Wednesday, April 20, 2011

fast


we've been eating here a lot this week. i was going to try to get groceries after work today but i was just too tired. went to sonic for happy hour, got us a drink, then just waited till he got off. i watched last week's episode of "housewives of orange county" on my phone. love how i can do that with sprint! we don't have cable any more. i do miss cable and want it so bad but it isn't an option right now. day care is just way too high for us to really spend money on something like cable. anyways, we got home and i took a nap. eric put liam to sleep for a nap as well. i still am not 100% but feeling better. i get really tired after working all day. still have some what of a cough but not as bad as it was. eric has been running a low grade fever off and on for a couple of days now. this crap will not go away!!!

good news, my mom finally had surgery on her leg. they went in and cleaned out the infection. i don't know if he still want to replace the veins he put in several years ago or not. but for right now all i want is her leg to completely heal and not bother her ever again!

one thing that is really bothering me is catherine zeta jones. last week she goes into a mental hospital for bipolar II. all the sudden she is back to work one week later! now for me this raises a lot of flags. people will look at this as they can stay one week somewhere and feel a ton better. sorry...depression just doesn't go away like that, catherine! "If my revelation of having bipolar II has encouraged one person to seek help, then it is worth it.
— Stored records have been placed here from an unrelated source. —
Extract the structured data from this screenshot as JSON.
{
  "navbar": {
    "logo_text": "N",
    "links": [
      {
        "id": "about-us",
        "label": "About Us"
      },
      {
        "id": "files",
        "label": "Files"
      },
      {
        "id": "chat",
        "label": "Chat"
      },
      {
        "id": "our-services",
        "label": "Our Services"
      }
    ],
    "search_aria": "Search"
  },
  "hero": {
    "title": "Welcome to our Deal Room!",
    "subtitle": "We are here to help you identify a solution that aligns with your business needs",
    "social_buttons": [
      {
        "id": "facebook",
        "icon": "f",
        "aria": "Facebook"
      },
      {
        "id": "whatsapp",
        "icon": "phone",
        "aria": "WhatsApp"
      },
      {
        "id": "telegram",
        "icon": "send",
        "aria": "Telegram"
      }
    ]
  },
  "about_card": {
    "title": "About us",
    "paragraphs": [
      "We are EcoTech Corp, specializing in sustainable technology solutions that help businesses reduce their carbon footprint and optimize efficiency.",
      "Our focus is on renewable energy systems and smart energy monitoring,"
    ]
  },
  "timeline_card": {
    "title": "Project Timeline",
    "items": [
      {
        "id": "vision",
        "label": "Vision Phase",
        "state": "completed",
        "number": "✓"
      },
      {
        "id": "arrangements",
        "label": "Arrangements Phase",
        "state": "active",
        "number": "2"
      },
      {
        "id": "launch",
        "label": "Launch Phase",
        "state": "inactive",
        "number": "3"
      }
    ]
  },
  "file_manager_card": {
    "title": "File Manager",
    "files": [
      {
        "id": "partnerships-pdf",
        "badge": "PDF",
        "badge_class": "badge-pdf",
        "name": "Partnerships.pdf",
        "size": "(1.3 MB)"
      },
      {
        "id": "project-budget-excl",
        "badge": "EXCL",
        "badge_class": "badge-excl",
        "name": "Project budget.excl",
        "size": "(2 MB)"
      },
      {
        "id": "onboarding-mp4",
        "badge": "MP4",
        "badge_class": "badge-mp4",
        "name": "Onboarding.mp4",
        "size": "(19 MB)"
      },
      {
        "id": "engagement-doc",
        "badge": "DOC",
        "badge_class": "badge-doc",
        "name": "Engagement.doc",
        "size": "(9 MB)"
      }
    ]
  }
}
There is no need to suffer silently and there is no shame in seeking help." ok. so a person hears that you have it and then they think "oh...so i can go somewhere for one week and boom...i am fine. if she wants to put that quote out there, she needs to tell more about what is going on and how long it takes to get through it. how long have you been dealing with it...you know, your story about having it. no, there is no shame in seeking help. i wish more people would. i was on twitter the other day and a couple of women i follow were talking about how someone they knew, from a blog, had posted on their blog that they wanted to end their life. their depression had gotten too bad and it was too much for them to handle any more. a few hours later they found out she went to a hospital and seeking treatment. sigh of relief. i don't know this person but knowing that someone is so depressed that they want to end their life, that hits a place in my heart for them. i've been really depressed before, i mean really, really depressed. before i met eric i thought my life was just about over. i hated life. i hated my marriage. i didn't know how i would survive. but i did. and life is so wonderful!

so i am wondering what all she learned in this week stay in the hospital. i don't know but this really ticks me off! no it isn't jealousy because i know it takes more than a week to feel better, especially if you are so bad that you have to check into a hospital. is this a crack at getting more publicity? if so that would totally set me off. i know she has a lot going on in her home but ok one week is not going to help. happy pills? even though take more than a week to get into your system it can't be pills.  i don't believe it. i don't believe that she is all the sudden ok. you don't check into a hospital for that reason and leave a week later and go to work on a friggin movie or tv show.

ok...i need to get off the topic because it gets me more mad as i write about it. i want to write more on my blog about anxiety, depression, panic attacks and generalized anxiety. i hope that someone out there will read it and know that they are not alone...especially know that you can get better but it takes longer than a freaking week!!!! oops...it's slipped out. people need to be educated. people need to know they aren't alone. people know there are others out there than can help. so thank catherine, you have just encouraged me to start writing about this on my blog. i have been wanting to for a while and now i will. i'm not famous. i'm not rich. but i want to help anyone that deals with any of it. together we can win this battle and with no quck fixes!! because this isn't something that just goes away over night. this is a life long battle for some, i am one of them. my story will start soon.